Exploring Historical Guernsey
With castles older than the Tower of London and ancient burial sites and ruins dating back to the Neolithic period Guernsey has a wealth of history waiting to be discovered.
The islands' unique geographical position has resulted in a fascinating heritage which can be experienced first-hand around its coastline or in its many museums including Castle Cornet, Fort Grey and the German Occupation Museum.
From the windswept priory of St Mary on Lihou Island to the ancient dolmens and tombs, the intricate representation of the island's history in the Guernsey Tapestry to the fortifications and towers, wherever you are, you don't have to travel far to find the past.
Occupation and Evacuation
One of the most significant periods in the Channel Islands’ history was the occupation by Germany during World War II. The Guernsey Occupation, between June 1940 and May 1945, cast a long shadow over the 20th century and shaped the islands - and their residents - into what they are today. It left a lasting legacy, both emotionally and literally.
On 19 June 1940, the Channel Islands were officially demilitarised and abandoned to the enemy by the British Government. As black smoke billowed from the coast of France, the Guernsey Evening Press' front page headline gave orders for the 'Evacuation of Children'. Mothers of infants under-five were allowed to accompany their children but all those of school age were to travel within their school groups, with only some mothers invited to act as helpers. Around 4000 school children were evacuated to the UK during this time.
On Friday 28 June that year, Guernsey experienced its first air raid which killed 33 islanders and injured a further 67. The harbour and fruit export sheds were targeted, with the Germans believing they were military installations and vehicles.

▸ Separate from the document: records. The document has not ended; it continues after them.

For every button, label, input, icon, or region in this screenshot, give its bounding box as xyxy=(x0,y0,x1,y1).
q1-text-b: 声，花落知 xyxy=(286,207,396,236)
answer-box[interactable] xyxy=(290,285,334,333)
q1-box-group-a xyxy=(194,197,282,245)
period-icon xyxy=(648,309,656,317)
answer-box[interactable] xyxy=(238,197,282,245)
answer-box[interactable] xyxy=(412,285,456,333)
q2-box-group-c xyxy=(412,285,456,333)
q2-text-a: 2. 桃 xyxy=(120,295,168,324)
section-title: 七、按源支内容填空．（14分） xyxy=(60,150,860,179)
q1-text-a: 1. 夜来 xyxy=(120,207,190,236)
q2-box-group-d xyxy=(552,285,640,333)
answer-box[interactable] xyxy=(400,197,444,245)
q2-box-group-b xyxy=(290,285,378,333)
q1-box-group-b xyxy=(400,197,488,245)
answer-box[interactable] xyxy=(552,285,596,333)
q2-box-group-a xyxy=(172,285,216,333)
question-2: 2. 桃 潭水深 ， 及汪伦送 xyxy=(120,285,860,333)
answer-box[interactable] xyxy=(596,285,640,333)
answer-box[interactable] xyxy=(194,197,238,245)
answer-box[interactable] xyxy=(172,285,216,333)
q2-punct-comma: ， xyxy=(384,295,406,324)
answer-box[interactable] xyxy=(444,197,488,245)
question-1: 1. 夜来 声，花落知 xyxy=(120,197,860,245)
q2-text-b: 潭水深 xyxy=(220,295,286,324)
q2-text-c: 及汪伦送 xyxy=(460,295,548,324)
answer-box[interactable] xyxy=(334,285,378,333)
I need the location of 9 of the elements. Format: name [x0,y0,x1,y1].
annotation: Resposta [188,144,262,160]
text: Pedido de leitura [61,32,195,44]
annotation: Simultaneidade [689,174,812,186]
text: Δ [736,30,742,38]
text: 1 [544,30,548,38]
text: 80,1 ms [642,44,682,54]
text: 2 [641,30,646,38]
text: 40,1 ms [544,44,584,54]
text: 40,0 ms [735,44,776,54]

The Occupation of Guernsey began at around 8.30pm on Sunday 30 June, when five Junker troop carriers landed at Guernsey airport. The following day, German troops arrived and that afternoon the German flag was raised. More troops arrived later until the numbers roughly equalled that of remaining islanders.
Troops went about heavily fortifying Guernsey, building new reinforced bunkers as well as adapting existing fortifications and adding an array of light and heavy guns.
Today, the coastline still bears testament to this time. Punctuated with fortifications and bunkers - the occupation has not been consigned to the history books just yet. Many islanders still alive today can recall being evacuated from their island home and how different Guernsey was on their return. Those who stayed, talk of life under German rule, and the jubilation of Liberation Day, 9 May 1945 (10 May in Sark; 16 May in Alderney) when Guernsey was freed; an event still celebrated today. The 2015 Channel Islands Heritage Festival will conclude with the Liberation celebrations
Guernsey was built on its relationship with the sea.
From our impressive history of shipbuilding to producing some of the most famous seafarers in British history, our heritage is intrinsically linked to our coastal waters. In Roman times Guernsey was a major trading link with Iron Age Britain. Later, between 1815 and 1880 the island had over 20 boat building yards producing over 40,000 tons of shipping.
Shipbuilding was big business, particularly between 1815 and 1890 when as many as 200 or more ships were built in more than 20 shipbuilding yards, ranging from small domestic fishing boats to fully-rigged ships. The ship building industry brought hundreds of new residents to the island in the 19th century. Many arrived as seamen or shipmates of the schooners, brigs, cutters and brigantines, which were built in the island during this period.
The island's unique position left it perfectly placed to benefit from privateering and smuggling.
The island has always been a busy trading port and wrecks in the islands' waters are evidence of that - a shipwrecked Gallo-Roman ship, found in St Peter Port harbour, was featured on the BBC's Digging for Britain' series in 2010.
From tales of heroism and disaster, tradition and smuggling, Guernsey's maritime stories run deep.